If you’re thinking of retiring soon, you might want to know about the Transfer Balance Cap (TBC) for pension accounts in Australia. It’s a limit on how much money you can transfer from your superannuation account to your pension account. Why does it matter? Well, because the earnings on your pension account are tax-free, while the earnings on your super account are taxed at 15%. So, the more money you have in your pension account, the less tax you pay.
The TBC was introduced in 2017 at $1.6 million and it’s indexed to inflation. As of 1 July 2023 current cap is $1.9 million, this means that you cannot transfer more than that amount into pension from superannuation phase.
As the name suggests, it is a TRANSFER balance Cap, which means we are only interested in the amount that commences the pension and if any money has come out of the pension, however, this is where it gets tricky.

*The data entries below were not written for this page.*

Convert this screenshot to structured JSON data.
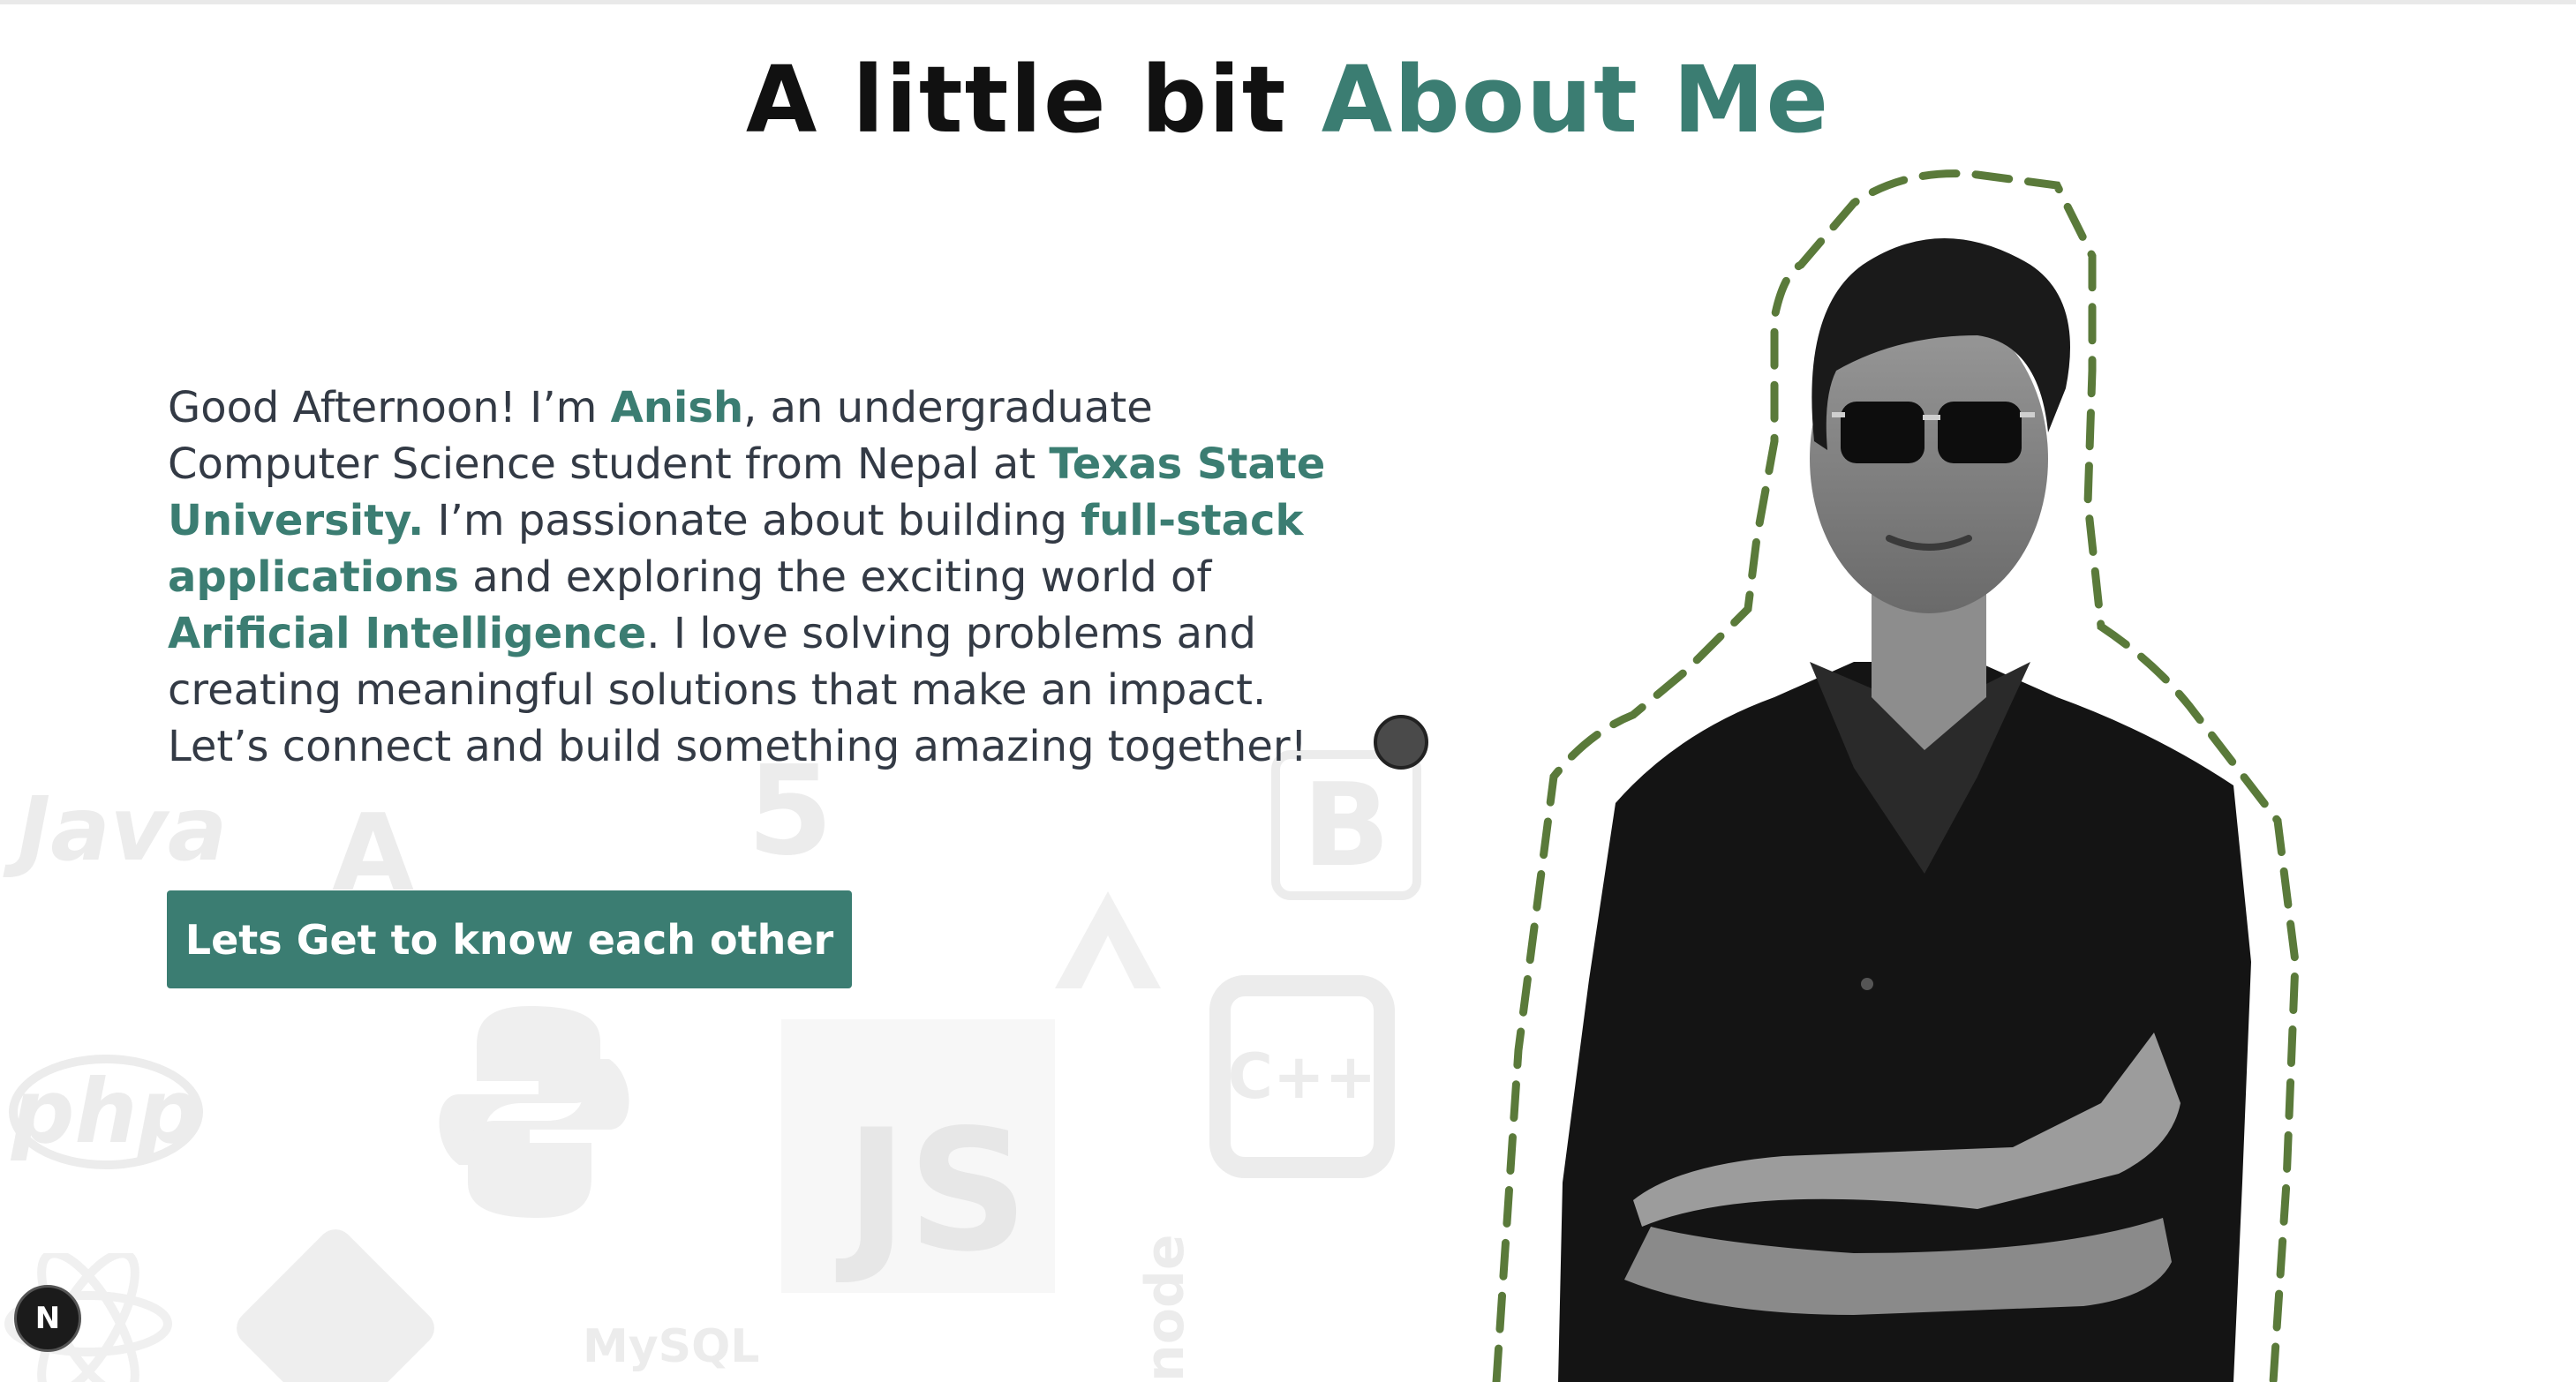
{
  "heading": {
    "part1": "A little bit ",
    "part2": "About Me"
  },
  "bio": {
    "s1": "Good Afternoon! I’m ",
    "name": "Anish",
    "s2": ", an undergraduate Computer Science student from Nepal at ",
    "university": "Texas State University.",
    "s3": " I’m passionate about building ",
    "focus": "full-stack applications",
    "s4": " and exploring the exciting world of ",
    "ai": "Arificial Intelligence",
    "s5": ". I love solving problems and creating meaningful solutions that make an impact. Let’s connect and build something amazing together!"
  },
  "cta_label": "Lets Get to know each other",
  "background_logos": [
    "Java",
    "A",
    "5",
    "B",
    "php",
    "JS",
    "C++",
    "MySQL",
    "node"
  ],
  "next_badge": "N",
  "colors": {
    "accent": "#3b7d72",
    "outline": "#5a7a3a",
    "text": "#333a45"
  },
  "icons": {
    "portrait": "person-photo",
    "badge": "nextjs-logo"
  }
}
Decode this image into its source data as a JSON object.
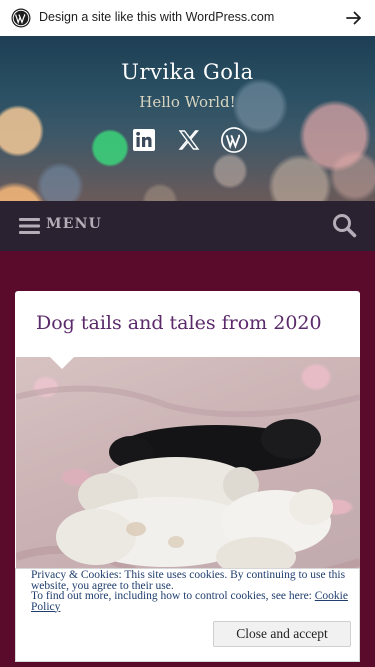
{
  "banner": {
    "text": "Design a site like this with WordPress.com"
  },
  "header": {
    "site_title": "Urvika Gola",
    "tagline": "Hello World!",
    "social": [
      "linkedin-icon",
      "x-icon",
      "wordpress-icon"
    ]
  },
  "nav": {
    "menu_label": "MENU"
  },
  "post": {
    "title": "Dog tails and tales from 2020"
  },
  "cookie": {
    "line1": "Privacy & Cookies: This site uses cookies. By continuing to use this website, you agree to their use.",
    "line2": "To find out more, including how to control cookies, see here:",
    "policy_link": "Cookie Policy",
    "close_button": "Close and accept"
  },
  "colors": {
    "page_bg": "#5a0b2c",
    "nav_bg": "#2a2230",
    "post_title": "#5a2a6a",
    "cookie_text": "#1f3e6e"
  }
}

If you started your pension back when the TBC was $1.6million and you used the whole cap, that is it, even through the TBC limit is now $1.9million, you have no available cap to index with inflation, if you only used a portion of the cap, the remainder will index with inflation giving you slightly more cap, but it won’t be the $1.9million limit.

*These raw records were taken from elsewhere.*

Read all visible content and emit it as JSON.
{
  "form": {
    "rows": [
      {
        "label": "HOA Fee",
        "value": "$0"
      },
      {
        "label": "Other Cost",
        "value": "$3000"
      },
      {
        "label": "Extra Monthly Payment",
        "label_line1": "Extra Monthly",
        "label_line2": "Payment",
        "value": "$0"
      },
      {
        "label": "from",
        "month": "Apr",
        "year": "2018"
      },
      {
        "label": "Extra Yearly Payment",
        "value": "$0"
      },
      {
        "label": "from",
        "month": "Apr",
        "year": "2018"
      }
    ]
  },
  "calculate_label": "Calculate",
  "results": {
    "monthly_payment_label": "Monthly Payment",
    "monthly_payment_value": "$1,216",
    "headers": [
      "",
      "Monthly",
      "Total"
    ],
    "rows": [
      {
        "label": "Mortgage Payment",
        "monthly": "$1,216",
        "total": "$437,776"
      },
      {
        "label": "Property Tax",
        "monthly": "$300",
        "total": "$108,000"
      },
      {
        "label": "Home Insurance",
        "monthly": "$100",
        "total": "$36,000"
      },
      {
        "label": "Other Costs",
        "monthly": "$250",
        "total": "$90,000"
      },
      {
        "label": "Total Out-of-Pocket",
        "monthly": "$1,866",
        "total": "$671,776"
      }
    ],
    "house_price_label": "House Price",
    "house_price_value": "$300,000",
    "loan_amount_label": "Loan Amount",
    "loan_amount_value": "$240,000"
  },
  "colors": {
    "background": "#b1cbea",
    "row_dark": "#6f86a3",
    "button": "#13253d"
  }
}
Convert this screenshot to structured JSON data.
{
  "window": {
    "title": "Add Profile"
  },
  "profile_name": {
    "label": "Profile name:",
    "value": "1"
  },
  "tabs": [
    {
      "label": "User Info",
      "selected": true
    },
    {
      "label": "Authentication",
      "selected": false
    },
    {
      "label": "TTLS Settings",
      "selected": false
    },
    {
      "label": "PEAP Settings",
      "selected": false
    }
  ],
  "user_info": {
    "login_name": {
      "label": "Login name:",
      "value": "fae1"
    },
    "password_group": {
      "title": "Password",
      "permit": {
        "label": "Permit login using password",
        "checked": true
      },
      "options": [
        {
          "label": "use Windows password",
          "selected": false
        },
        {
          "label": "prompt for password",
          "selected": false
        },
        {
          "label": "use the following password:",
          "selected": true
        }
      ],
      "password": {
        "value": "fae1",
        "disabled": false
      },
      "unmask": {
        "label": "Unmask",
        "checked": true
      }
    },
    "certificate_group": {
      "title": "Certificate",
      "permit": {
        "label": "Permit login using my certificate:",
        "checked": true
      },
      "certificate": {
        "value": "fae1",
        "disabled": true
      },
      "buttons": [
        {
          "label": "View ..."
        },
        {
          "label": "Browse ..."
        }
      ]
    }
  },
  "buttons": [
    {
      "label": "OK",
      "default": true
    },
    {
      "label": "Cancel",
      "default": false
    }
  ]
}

It is important to note how much you transferred to your pension as it doesn’t matter if the value of your pension becomes greater (due to investment returns), so much so, your pension value can exceed the TBC value without trouble, again, to reiterate, the TBC is only interested in the transferred value.
The next tricky bit is debts against the TBC, there are three ways to take money from a pension, Transfer back to Super, which will debt back against the TBC for the value transferred, draw an income stream (which is mandatory and has minimums) this doesn’t debt the TBC, and finally commutations, which is a fancy name for a lumpsum withdrawal, this again, will debt your TBC value.
So why is any of this important? We’ll as illuded to earlier, we want as much in pension phase as possible as it is zero tax on earnings, compared to super accumulation phase which is 15% tax. Next, if we have more than the TBC value in super, we want a plan to mitigate as much tax as possible, and may utilise a partners TBC if available.
And finally, if you or your partner passes away, you might inherit a death benefit pension (via a reversionary nomination), and then their balance is added towards your TBC, which means you might need to withdraw some funds to stay under the cap.
The TBC can be tricky to understand and apply, so it’s best to get professional advice before you make any decisions about your retirement income. You don’t want to end up paying more tax than you need to, right?